Green Car Industry Test Drives Its Ideas in Hawaii

Updated
Hawaii Green Car Industry
Hawaii Green Car Industry

The islands of Aloha are buzzing with tidings of green cars coming to their tropical shores. On May 6, Korean electric car company CT&T unveiled plans to build an electric car production facility in Hawaii. General Motors then announced that Hawaii would be a test site for a modest but significant fuel-cell car project using hydrogen as the fuel source.

These deals joined the ongoing Hawaii effort of Better Place, the highly touted Silicon Valley electric car startup that has raised over $300 million under the guidance of rock-star CEO and former SAP top executive Shai Agassi. While Hawaii still lags Santa Clara County (home of Silicon Valley) in its percentage of hybrid cars on the road, this troika of efforts will make Hawaii one of the new epicenters of green vehicles. Is there something in the water out there?

Actually, that Hawaii is becoming such a hotbed of green car activity is somewhat understandable. Drivers in Hawaii tend not to travel for long distances due to the relatively compact size of most of the islands, and people in the state tend to live closer to their workplaces than people on the U.S. mainland. Better Place has specifically targeted locations that are islands and peninsulas -- such as Hawaii, Japan and Denmark -- or that have island-like characteristics in terms of economy and political geography -- such as Israel -- as sites for its electric car networks.

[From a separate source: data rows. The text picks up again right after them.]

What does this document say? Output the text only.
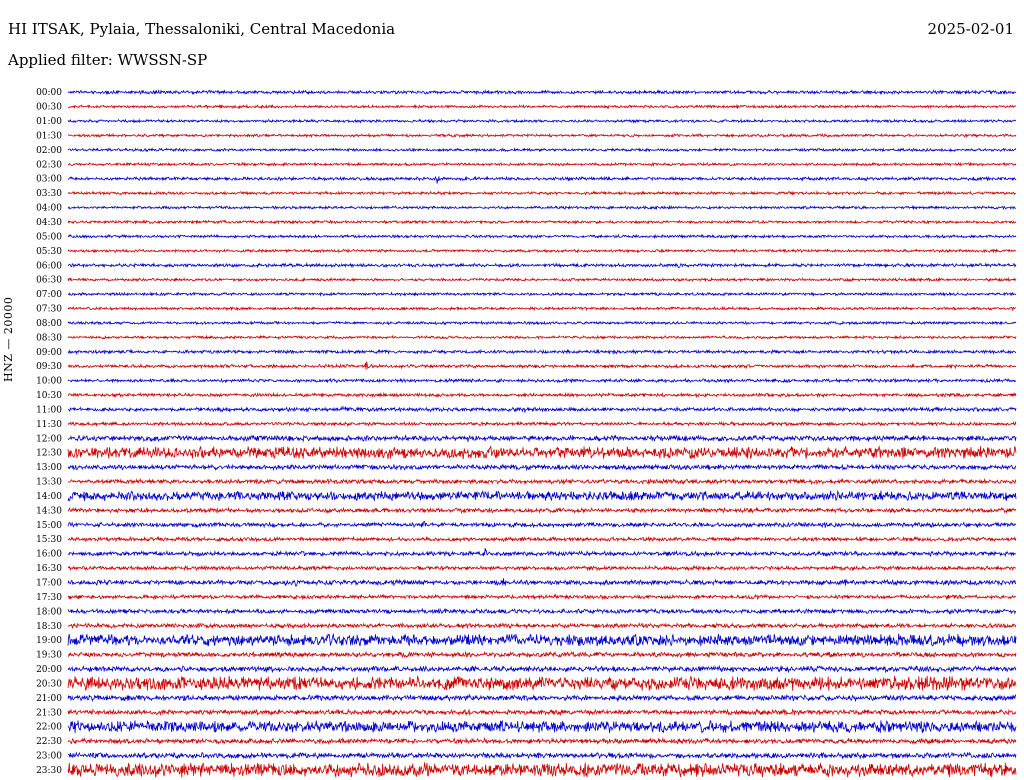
HI ITSAK, Pylaia, Thessaloniki, Central Macedonia	2025-02-01
Applied filter: WWSSN-SP
HNZ — 20000
00:00
00:30
01:00
01:30
02:00
02:30
03:00
03:30
04:00
04:30
05:00
05:30
06:00
06:30
07:00
07:30
08:00
08:30
09:00
09:30
10:00
10:30
11:00
11:30
12:00
12:30
13:00
13:30
14:00
14:30
15:00
15:30
16:00
16:30
17:00
17:30
18:00
18:30
19:00
19:30
20:00
20:30
21:00
21:30
22:00
22:30
23:00
23:30
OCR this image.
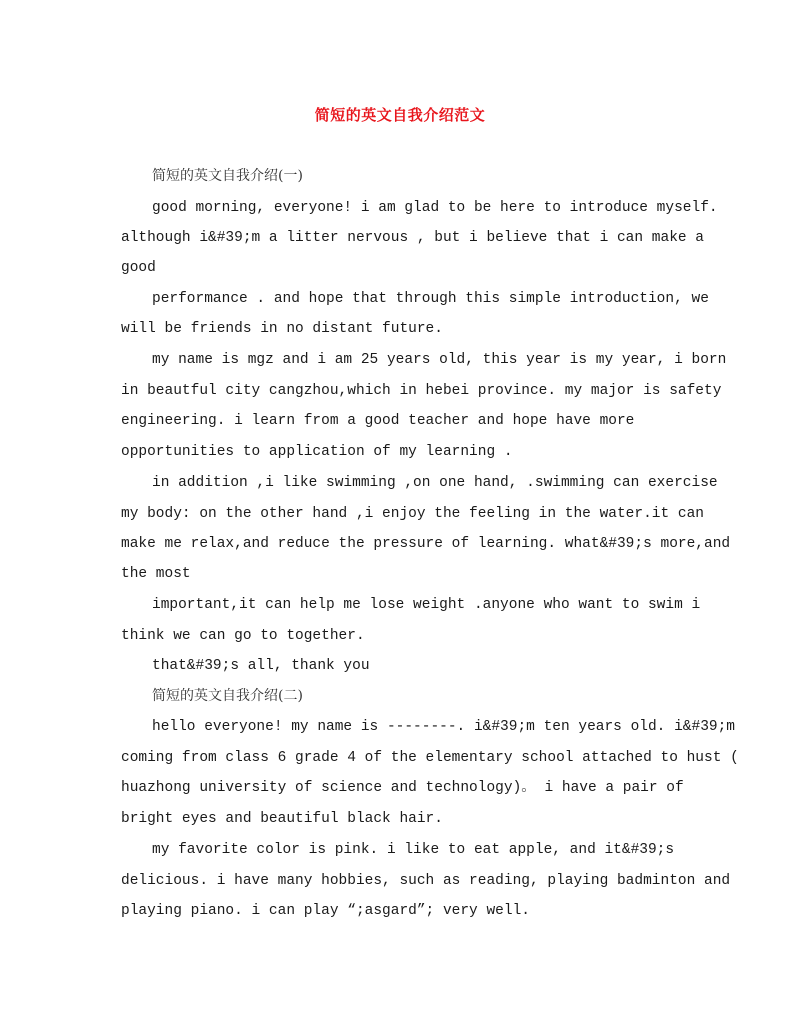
简短的英文自我介绍范文
简短的英文自我介绍(一)
good morning, everyone! i am glad to be here to introduce myself.
although i&#39;m a litter nervous , but i believe that i can make a
good
performance . and hope that through this simple introduction, we
will be friends in no distant future.
my name is mgz and i am 25 years old, this year is my year, i born
in beautful city cangzhou,which in hebei province. my major is safety
engineering. i learn from a good teacher and hope have more
opportunities to application of my learning .
in addition ,i like swimming ,on one hand, .swimming can exercise
my body: on the other hand ,i enjoy the feeling in the water.it can
make me relax,and reduce the pressure of learning. what&#39;s more,and
the most
important,it can help me lose weight .anyone who want to swim i
think we can go to together.
that&#39;s all, thank you
简短的英文自我介绍(二)
hello everyone! my name is --------. i&#39;m ten years old. i&#39;m
coming from class 6 grade 4 of the elementary school attached to hust (
huazhong university of science and technology)。 i have a pair of
bright eyes and beautiful black hair.
my favorite color is pink. i like to eat apple, and it&#39;s
delicious. i have many hobbies, such as reading, playing badminton and
playing piano. i can play “;asgard”; very well.
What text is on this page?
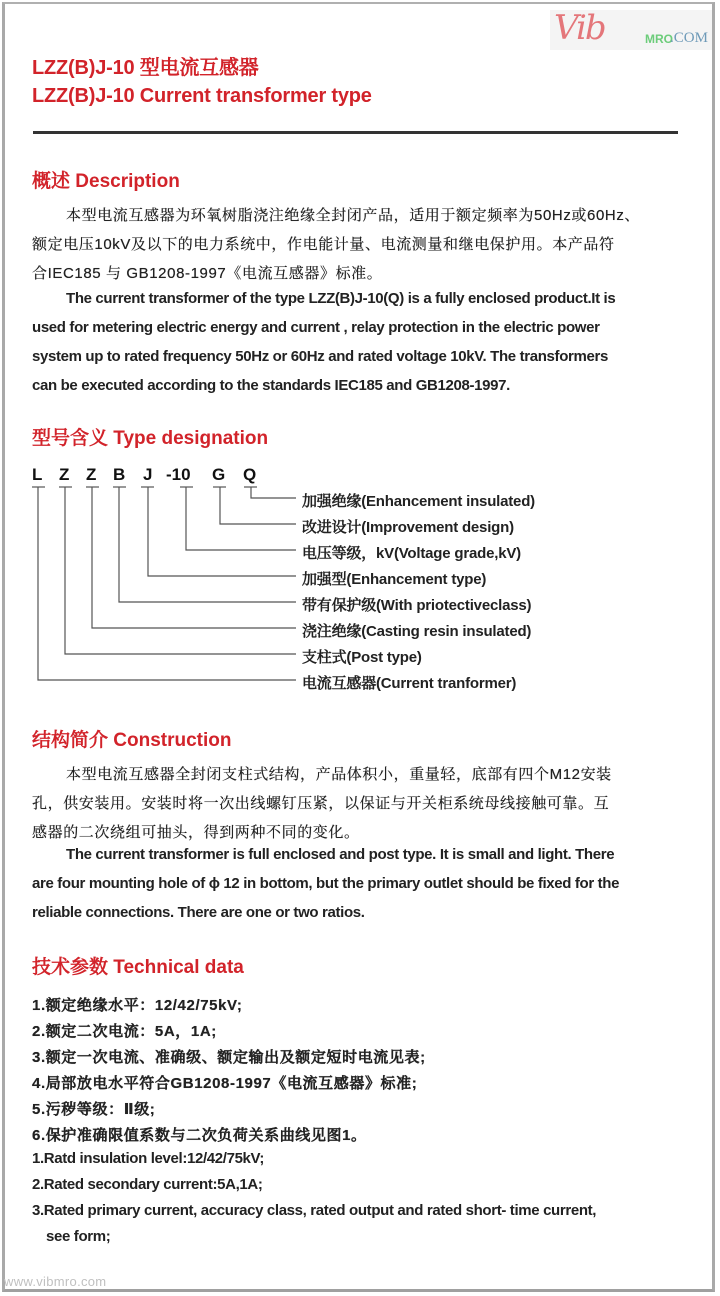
Vib	MRO
.COM
LZZ(B)J-10 型电流互感器
LZZ(B)J-10 Current transformer type
概述 Description
本型电流互感器为环氧树脂浇注绝缘全封闭产品，适用于额定频率为50Hz或60Hz、
额定电压10kV及以下的电力系统中，作电能计量、电流测量和继电保护用。本产品符
合IEC185 与 GB1208-1997《电流互感器》标准。
The current transformer of the type LZZ(B)J-10(Q) is a fully enclosed product.It is
used for metering electric energy and current , relay protection in the electric power
system up to rated frequency 50Hz or 60Hz and rated voltage 10kV. The transformers
can be executed according to the standards IEC185 and GB1208-1997.
型号含义 Type designation
L Z Z B J -10 G Q
加强绝缘(Enhancement insulated)
改进设计(Improvement design)
电压等级，kV(Voltage grade,kV)
加强型(Enhancement type)
带有保护级(With priotectiveclass)
浇注绝缘(Casting resin insulated)
支柱式(Post type)
电流互感器(Current tranformer)
结构简介 Construction
本型电流互感器全封闭支柱式结构，产品体积小，重量轻，底部有四个M12安装
孔，供安装用。安装时将一次出线螺钉压紧，以保证与开关柜系统母线接触可靠。互
感器的二次绕组可抽头，得到两种不同的变化。
The current transformer is full enclosed and post type. It is small and light. There
are four mounting hole of ϕ 12 in bottom, but the primary outlet should be fixed for the
reliable connections. There are one or two ratios.
技术参数 Technical data
1.额定绝缘水平：12/42/75kV;
2.额定二次电流：5A，1A;
3.额定一次电流、准确级、额定输出及额定短时电流见表;
4.局部放电水平符合GB1208-1997《电流互感器》标准;
5.污秽等级：Ⅱ级;
6.保护准确限值系数与二次负荷关系曲线见图1。
1.Ratd insulation level:12/42/75kV;
2.Rated secondary current:5A,1A;
3.Rated primary current, accuracy class, rated output and rated short- time current,
see form;
www.vibmro.com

For GM's hydrogen fuel-cell car effort, the automaker says it intends to tap into an existing gas pipeline infrastructure and deliver hydrogen through those pipes to gasoline service stations. This would dramatically cut the upfront infrastructure cost. The potential cost of building this type of infrastructure has been one of the key impediments discouraging widespread adoption of fuel-cell technology requiring hydrogen fill-ups.

CT&T's Hawaii announcement is particularly interesting. At present, there are no car manufacturing facilities in Hawaii, likely due to its high real estate prices and the high potential shipping costs of producing goods for export. Indeed, Hawaii has a very small industrial production base. Yet CT&T plans to build 10,000 cars per year there, ostensibly to serve the local market.

With roughly a million cars on the road in Hawaii, CT&T will not have an enormous market to access. That said, CT&T's extremely cost-effective two-seaters that top out at 40 miles per hour seem tailor-made for an environment like Hawaii, with its shorter commutes and limited distances. Indeed, Hawaii residents are already used to seeing similar types of cars on the road: Stripped-down electric vehicles that are basically souped-up golf carts are common sights in the state's capital of Honolulu.

Hawaii will certainly need far more of all these alternative-fuel cars if the state is going to meet its extremely ambitious goal of cutting petroleum use by 70% by 2030.